Wer hätte vor 12 Monaten gedacht, dass wir innerhalb der Weltgesellschaft in diesem Jahr eine ungeheure Mutation erleben würden ─ vom Homo sapiens zum Homo coronicus, einem gleichgeschalteten, angstgesteuerten Wesen mit maskenbedingt vorgewölbter Mundpartie und einem krampfhaften Vermeidungsverhalten, wenn sich Artgenossen nähern? Wir befinden uns auf dem Weg in einen Transhumanismus, der vorerst ohne Cyborgimplantate auskommt. Den Suggestionen journalistischer und wissenschaftlicher Hofschranzen folgend, wollen viele den Menschen alten Typs überwinden, wollen mehr als menschlich sein und sind gerade deshalb dabei, weniger als das zu werden. Transhumanismus ist wie Prähumanismus vor allem eines: inhuman.

Das Virus ist nicht inexistent, nein. Wie ein Luftballon, der im Originalzustand ein schlaffes, kleines Ding ist, wurde auch Corona nur groß, weil man sehr viel Luft hineingeblasen hat ─ ein Gasgemisch aus Behauptungen, Fantasien und Ängsten.

Viele dieser Aufbläser sind Journalisten wie wir. Sie tragen willfährig das große Gerücht weiter, das Gespinst einer historischen Bedrohung, die es angeblich notwendig macht, dass die Weltgesellschaft aus Angst vor dem Tod Suizid begeht. Sie tun es, teils weil sie wirklich an die große Corona-Erzählung glauben, teils weil sie meinen, von Berufs wegen daran glauben zu müssen ─ vielleicht aus Angst, ihre journalistische Existenz zu verlieren, sofern sie nicht aufhören, Journalisten zu sein.

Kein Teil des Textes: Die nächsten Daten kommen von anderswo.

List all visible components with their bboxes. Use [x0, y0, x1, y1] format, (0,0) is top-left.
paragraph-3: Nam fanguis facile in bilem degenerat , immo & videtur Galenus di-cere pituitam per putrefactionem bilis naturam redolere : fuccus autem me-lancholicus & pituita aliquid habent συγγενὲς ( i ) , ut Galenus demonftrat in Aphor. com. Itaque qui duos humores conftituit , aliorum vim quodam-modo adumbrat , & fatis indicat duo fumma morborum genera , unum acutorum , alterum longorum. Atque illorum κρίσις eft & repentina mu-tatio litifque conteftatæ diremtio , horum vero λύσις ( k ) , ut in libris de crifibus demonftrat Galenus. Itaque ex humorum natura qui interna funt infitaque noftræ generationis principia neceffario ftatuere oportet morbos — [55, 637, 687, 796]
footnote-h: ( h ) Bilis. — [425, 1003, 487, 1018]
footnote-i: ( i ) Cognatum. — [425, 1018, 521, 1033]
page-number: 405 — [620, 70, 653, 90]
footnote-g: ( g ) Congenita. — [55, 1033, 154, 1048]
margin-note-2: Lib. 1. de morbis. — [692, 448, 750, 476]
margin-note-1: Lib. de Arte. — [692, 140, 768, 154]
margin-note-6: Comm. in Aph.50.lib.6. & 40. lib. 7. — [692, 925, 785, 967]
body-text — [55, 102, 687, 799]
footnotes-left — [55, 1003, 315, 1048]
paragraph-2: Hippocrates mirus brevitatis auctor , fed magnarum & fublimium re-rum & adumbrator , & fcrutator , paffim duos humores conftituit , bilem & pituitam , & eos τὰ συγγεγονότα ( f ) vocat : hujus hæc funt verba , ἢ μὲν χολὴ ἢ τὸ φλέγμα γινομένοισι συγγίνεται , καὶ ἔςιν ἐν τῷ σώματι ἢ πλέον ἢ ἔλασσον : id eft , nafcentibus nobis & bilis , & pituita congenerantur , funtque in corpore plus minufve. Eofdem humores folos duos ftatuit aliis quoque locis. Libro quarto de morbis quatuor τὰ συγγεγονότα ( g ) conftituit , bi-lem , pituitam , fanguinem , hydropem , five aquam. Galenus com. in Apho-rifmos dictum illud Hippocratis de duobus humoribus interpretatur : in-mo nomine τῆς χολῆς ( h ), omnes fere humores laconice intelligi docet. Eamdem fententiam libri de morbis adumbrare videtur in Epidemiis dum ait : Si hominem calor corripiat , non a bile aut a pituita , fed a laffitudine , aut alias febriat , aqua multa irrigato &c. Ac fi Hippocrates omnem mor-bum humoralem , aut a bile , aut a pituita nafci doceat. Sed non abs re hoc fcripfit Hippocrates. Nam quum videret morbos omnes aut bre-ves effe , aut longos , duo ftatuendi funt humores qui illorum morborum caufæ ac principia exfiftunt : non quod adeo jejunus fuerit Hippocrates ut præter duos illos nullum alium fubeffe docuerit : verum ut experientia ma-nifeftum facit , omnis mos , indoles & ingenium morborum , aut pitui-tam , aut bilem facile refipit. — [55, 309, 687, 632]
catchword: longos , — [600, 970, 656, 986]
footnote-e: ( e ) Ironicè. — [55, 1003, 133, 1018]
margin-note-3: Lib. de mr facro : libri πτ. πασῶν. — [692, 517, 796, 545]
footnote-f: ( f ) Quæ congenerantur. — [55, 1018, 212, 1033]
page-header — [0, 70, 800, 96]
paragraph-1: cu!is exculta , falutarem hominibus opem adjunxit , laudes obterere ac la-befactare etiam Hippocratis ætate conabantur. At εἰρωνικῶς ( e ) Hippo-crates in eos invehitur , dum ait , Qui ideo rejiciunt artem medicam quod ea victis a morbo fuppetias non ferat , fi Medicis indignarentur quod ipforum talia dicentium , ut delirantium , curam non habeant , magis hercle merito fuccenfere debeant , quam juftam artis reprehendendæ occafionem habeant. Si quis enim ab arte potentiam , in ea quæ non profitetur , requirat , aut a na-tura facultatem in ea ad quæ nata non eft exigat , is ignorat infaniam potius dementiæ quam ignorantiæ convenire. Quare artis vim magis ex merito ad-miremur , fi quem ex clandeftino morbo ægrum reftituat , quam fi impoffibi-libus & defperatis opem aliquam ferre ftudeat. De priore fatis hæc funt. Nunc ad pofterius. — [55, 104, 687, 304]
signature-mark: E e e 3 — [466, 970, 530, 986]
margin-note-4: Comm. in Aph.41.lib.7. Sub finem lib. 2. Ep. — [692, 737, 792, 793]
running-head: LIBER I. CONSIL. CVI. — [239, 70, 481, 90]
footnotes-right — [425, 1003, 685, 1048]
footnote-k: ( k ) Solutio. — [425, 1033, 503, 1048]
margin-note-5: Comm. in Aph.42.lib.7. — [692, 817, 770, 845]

Wer sich jetzt präventiv vor der im Aufbau befindlichen Diktatur duckt, beschleunigt jedoch eben dadurch den Prozess ihrer Etablierung. Umgekehrt hätte entschlossenes, mutiges Handeln aller, denen schon in der Frühphase die ganze Hysterie spanisch vorkam, vielleicht das Schlimmste verhindern können. Die abwartende Zaghaftigkeit und Entscheidungsschwäche eines Großteils auch der politisch wachen Menschen hatte wesentlichen Anteil an der Misere.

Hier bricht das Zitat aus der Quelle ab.